Ein Sicherheitsnetz war montiert, der Abstand zur Wand allerdings war deutlich grösser als vorgeschrieben. Den Sturz des jungen Mannes vermochte es deshalb nicht zu bremsen. Wer trägt die Schuld am tödlichen Unfall? Für die Staatsanwaltschaft ist die Antwort klar: Sie fordert, Vorarbeiter und Chef wegen fahrlässiger, Letzteren allenfalls gar wegen eventualvorsätzlicher Tötung zu verurteilen. Weil der Staatsanwalt dem Bauunternehmer eine ungünstige Prognose stellt, beantragt er eine unbedingte Freiheitsstrafe von drei Jahren bei fahrlässiger, von sechseinhalb Jahren bei vorsätzlicher Tötung. Die Anklageschrift enthält eine ganze Liste von Sicherheitsmängeln, festgestellt bei verschiedenen Kontrollen im Laufe der Jahre: keine Absturzsicherungen, keine Schutzhelme, keine betriebliche Sicherheitsorganisation, keine oder nicht fachgerecht montierte Auffangnetze.

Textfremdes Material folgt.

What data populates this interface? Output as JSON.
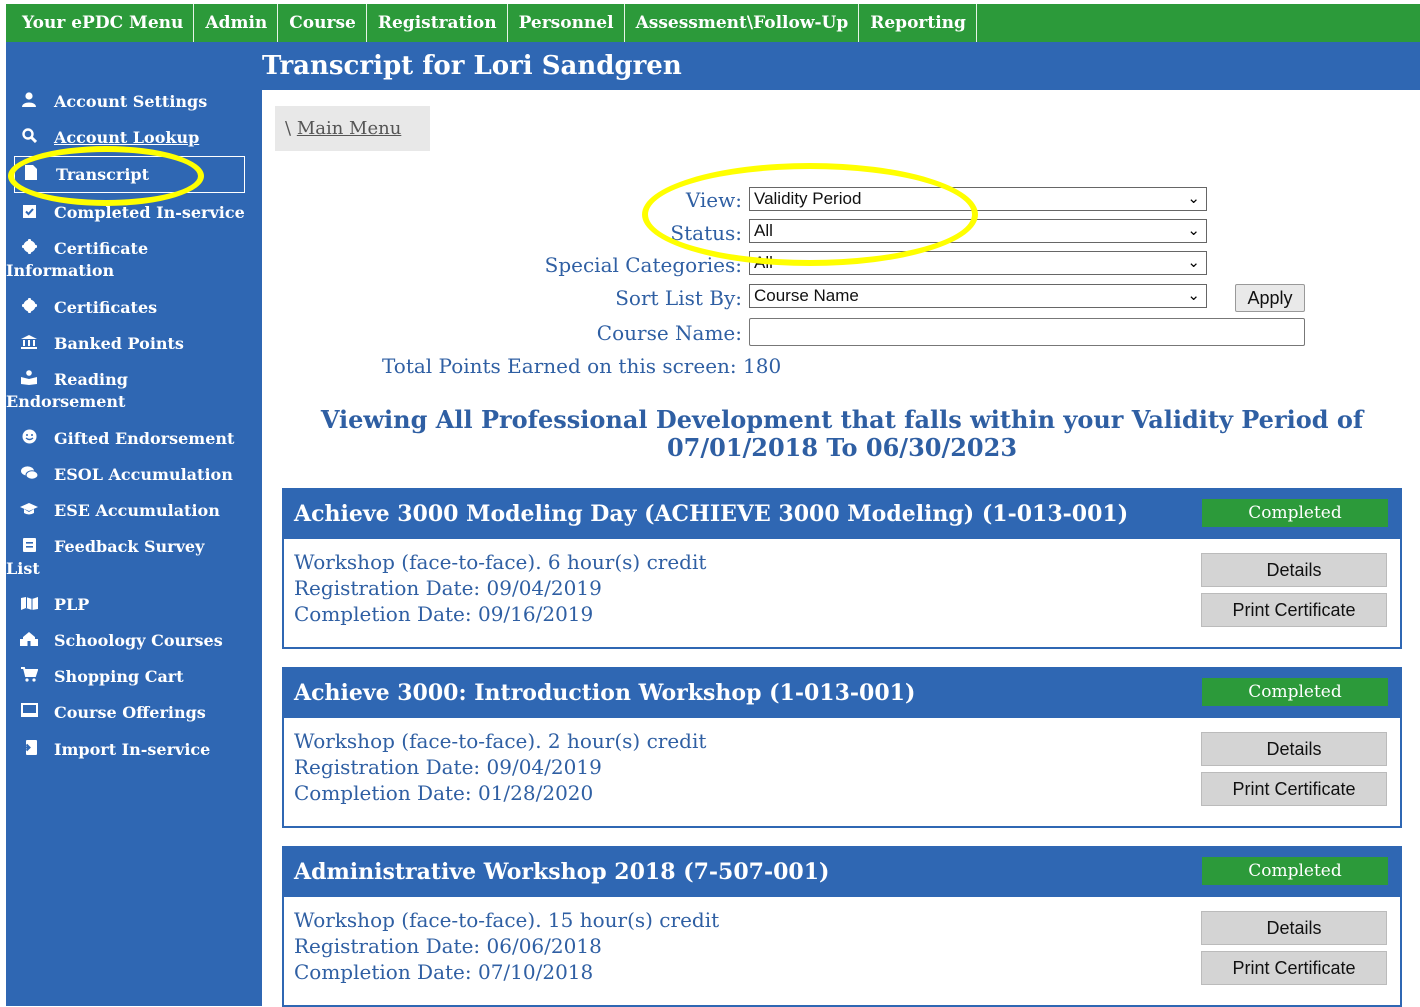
{
  "topnav": {
    "items": [
      "Your ePDC Menu",
      "Admin",
      "Course",
      "Registration",
      "Personnel",
      "Assessment\\Follow-Up",
      "Reporting"
    ]
  },
  "page": {
    "title": "Transcript for Lori Sandgren"
  },
  "sidebar": {
    "items": [
      {
        "label": "Account Settings",
        "icon": "user-icon"
      },
      {
        "label": "Account Lookup",
        "icon": "search-icon"
      },
      {
        "label": "Transcript",
        "icon": "document-icon"
      },
      {
        "label": "Completed In-service",
        "icon": "checkbox-icon"
      },
      {
        "label1": "Certificate",
        "label2": "Information",
        "icon": "certificate-icon"
      },
      {
        "label": "Certificates",
        "icon": "certificate-icon"
      },
      {
        "label": "Banked Points",
        "icon": "bank-icon"
      },
      {
        "label1": "Reading",
        "label2": "Endorsement",
        "icon": "reading-icon"
      },
      {
        "label": "Gifted Endorsement",
        "icon": "smile-icon"
      },
      {
        "label": "ESOL Accumulation",
        "icon": "chat-icon"
      },
      {
        "label": "ESE Accumulation",
        "icon": "graduation-cap-icon"
      },
      {
        "label1": "Feedback Survey",
        "label2": "List",
        "icon": "survey-icon"
      },
      {
        "label": "PLP",
        "icon": "map-icon"
      },
      {
        "label": "Schoology Courses",
        "icon": "school-icon"
      },
      {
        "label": "Shopping Cart",
        "icon": "cart-icon"
      },
      {
        "label": "Course Offerings",
        "icon": "monitor-icon"
      },
      {
        "label": "Import In-service",
        "icon": "import-icon"
      }
    ]
  },
  "breadcrumb": {
    "sep": "\\",
    "link": "Main Menu"
  },
  "filters": {
    "view_label": "View:",
    "view_value": "Validity Period",
    "status_label": "Status:",
    "status_value": "All",
    "special_label": "Special Categories:",
    "special_value": "All",
    "sort_label": "Sort List By:",
    "sort_value": "Course Name",
    "course_name_label": "Course Name:",
    "course_name_value": "",
    "apply_label": "Apply"
  },
  "total_points_text": "Total Points Earned on this screen: 180",
  "viewing_heading": {
    "line1": "Viewing All Professional Development that falls within your Validity Period of",
    "line2": "07/01/2018 To 06/30/2023"
  },
  "courses": [
    {
      "title": "Achieve 3000 Modeling Day (ACHIEVE 3000 Modeling) (1-013-001)",
      "status": "Completed",
      "type": "Workshop (face-to-face).  6 hour(s) credit",
      "registration": "Registration Date: 09/04/2019",
      "completion": "Completion Date: 09/16/2019",
      "details_label": "Details",
      "print_label": "Print Certificate"
    },
    {
      "title": "Achieve 3000: Introduction Workshop (1-013-001)",
      "status": "Completed",
      "type": "Workshop (face-to-face).  2 hour(s) credit",
      "registration": "Registration Date: 09/04/2019",
      "completion": "Completion Date: 01/28/2020",
      "details_label": "Details",
      "print_label": "Print Certificate"
    },
    {
      "title": "Administrative Workshop 2018 (7-507-001)",
      "status": "Completed",
      "type": "Workshop (face-to-face).  15 hour(s) credit",
      "registration": "Registration Date: 06/06/2018",
      "completion": "Completion Date: 07/10/2018",
      "details_label": "Details",
      "print_label": "Print Certificate"
    }
  ],
  "colors": {
    "nav_green": "#2c9a3a",
    "brand_blue": "#2f67b3",
    "text_blue": "#2f5fa3",
    "highlight": "#ffff00"
  }
}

Immer wieder machte die Suva den Unternehmer auf die Fehler aufmerksam. Weil Angestellte von Mayers Firma die Dachöffnung nicht richtig gesichert hatten, stürzte 2009 der Mitarbeiter eines anderen Unternehmens in den Tod. Geändert hat der tödliche Unfall aber offenbar kaum etwas. Die Kontrolleure der Suva stellen auch danach erhebliche Sicherheitsmängel auf Baustellen fest.

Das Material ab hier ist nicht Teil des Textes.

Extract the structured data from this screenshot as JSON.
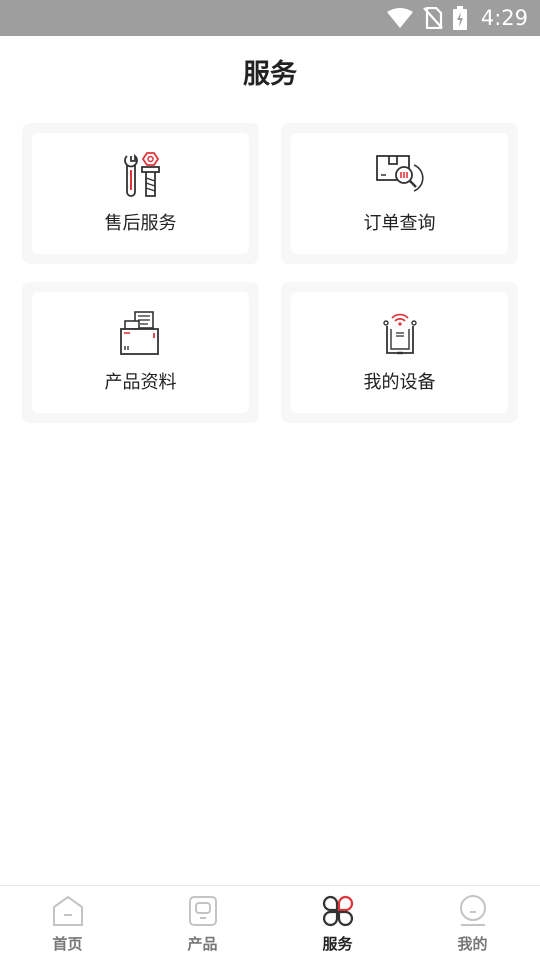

Im April 2011 verunfallt der mazedonische Hilfsarbeiter tödlich – und wieder geschieht nichts. Die Suva-Kontrolleure melden weiterhin in regelmässigen Abständen, dass Mayers Bauarbeiter bei gefährlichen Arbeiten ungenügend gesichert sind. Der ebenfalls angeklagte Vorarbeiter sagt während des Prozesses von dieser Woche: Er sei nie darin ausgebildet worden, die Sicherheitsnetze richtig zu montieren. «Ich bin kein Profi.» Sein Chef, der angeklagte Bauunternehmer, hingegen sagt: «Er ist ein Profi am Netz. Jeder in der Firma weiss das.» Sein Vorarbeiter wisse ganz genau, wie ein solches Sicherheitsnetz richtig gespannt werden müsse. Es ist nicht das einzige Mal, dass sich Chef und Vorabeiter während des Prozesses widersprechen.

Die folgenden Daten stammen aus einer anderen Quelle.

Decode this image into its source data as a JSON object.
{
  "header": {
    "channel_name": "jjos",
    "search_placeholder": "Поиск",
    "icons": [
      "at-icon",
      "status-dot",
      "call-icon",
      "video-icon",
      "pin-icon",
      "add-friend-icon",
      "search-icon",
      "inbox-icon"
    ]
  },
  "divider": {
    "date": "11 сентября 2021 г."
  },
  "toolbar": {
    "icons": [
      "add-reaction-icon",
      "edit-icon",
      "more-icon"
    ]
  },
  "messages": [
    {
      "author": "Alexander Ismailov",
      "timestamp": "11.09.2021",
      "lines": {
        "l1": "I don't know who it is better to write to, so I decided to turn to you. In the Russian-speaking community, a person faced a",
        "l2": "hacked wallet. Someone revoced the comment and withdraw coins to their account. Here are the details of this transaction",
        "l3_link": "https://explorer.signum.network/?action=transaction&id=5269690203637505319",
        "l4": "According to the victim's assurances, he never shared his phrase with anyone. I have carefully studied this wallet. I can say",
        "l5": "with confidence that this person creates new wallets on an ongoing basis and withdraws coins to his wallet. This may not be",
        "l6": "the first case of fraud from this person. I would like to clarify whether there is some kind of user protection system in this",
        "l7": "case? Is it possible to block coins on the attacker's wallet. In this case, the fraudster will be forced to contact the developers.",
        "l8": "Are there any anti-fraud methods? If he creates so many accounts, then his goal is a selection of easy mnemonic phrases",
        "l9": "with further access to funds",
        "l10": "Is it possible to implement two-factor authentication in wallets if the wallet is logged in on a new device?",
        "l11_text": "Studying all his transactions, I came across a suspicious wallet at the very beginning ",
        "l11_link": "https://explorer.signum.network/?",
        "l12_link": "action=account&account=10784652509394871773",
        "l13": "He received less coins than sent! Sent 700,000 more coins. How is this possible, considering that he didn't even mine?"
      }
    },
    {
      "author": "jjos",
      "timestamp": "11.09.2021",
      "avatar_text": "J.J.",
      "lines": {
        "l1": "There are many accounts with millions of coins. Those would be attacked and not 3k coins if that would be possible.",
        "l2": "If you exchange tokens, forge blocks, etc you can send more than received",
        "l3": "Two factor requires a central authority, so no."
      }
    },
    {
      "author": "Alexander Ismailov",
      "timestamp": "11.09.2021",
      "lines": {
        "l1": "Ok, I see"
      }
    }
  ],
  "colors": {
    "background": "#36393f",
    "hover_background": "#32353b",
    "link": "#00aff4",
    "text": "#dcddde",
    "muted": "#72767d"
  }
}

Frage des Gerichtspräsidenten an den Vorarbeiter: «Wissen Sie heute, wie die Sicherheitsnetze vorschriftsgemäss montiert werden müssen?» «Nein», antwortet dieser, ohne zu zögern. Ob er seit dem Unfall wieder Sicherheitsnetze gespannt habe. «Nein, wenn ich mich richtig erinnere, nicht.» Und wieder widerspricht sein Chef: «Keine stimmt nicht, aber weniger als vor dem Unfall.» Ob Mayer denn nun die Netze jeweils persönlich prüfe? «Nicht immer, aber die Arbeiter sind jetzt sensibilisiert.» Wie zum Beweis legt sein Verteidiger Bestätigungen von Kursen vor, die seine Mitarbeiter 2013 besucht haben. Auf Anfang nächstes Jahr stelle er zudem einen Sicherheitsverantwortlichen ein, verkündet der Angeklagte. Den Prozess nutzt er, um sein Beileid an die Familie des Opfers auszusprechen – etwas, das er in den über drei Jahren seit dem Unfall nicht getan hat. «Es tut mir sehr leid», sagt er zum Schluss. Gerichtet sind die Worte an die Witwe, die den Prozess mitverfolgt. Die Familie des Opfers lebt in Mazedonien. Dort, wo das junge Paar ihre kirchliche Hochzeit geplant hatte. Die Feier hätte wenige Monate nach dem Unfall stattfinden sollen.

Das Bezirksgericht verurteilt den Bauunternehmer wegen fahrlässiger Tötung und mehrfacher fahrlässiger Verletzung der Regeln der Baukunde zu drei Jahren Freiheitsstrafe. Davon muss er ein halbes Jahr ins Gefängnis. Der Vorarbeiter hingegen wird freigesprochen.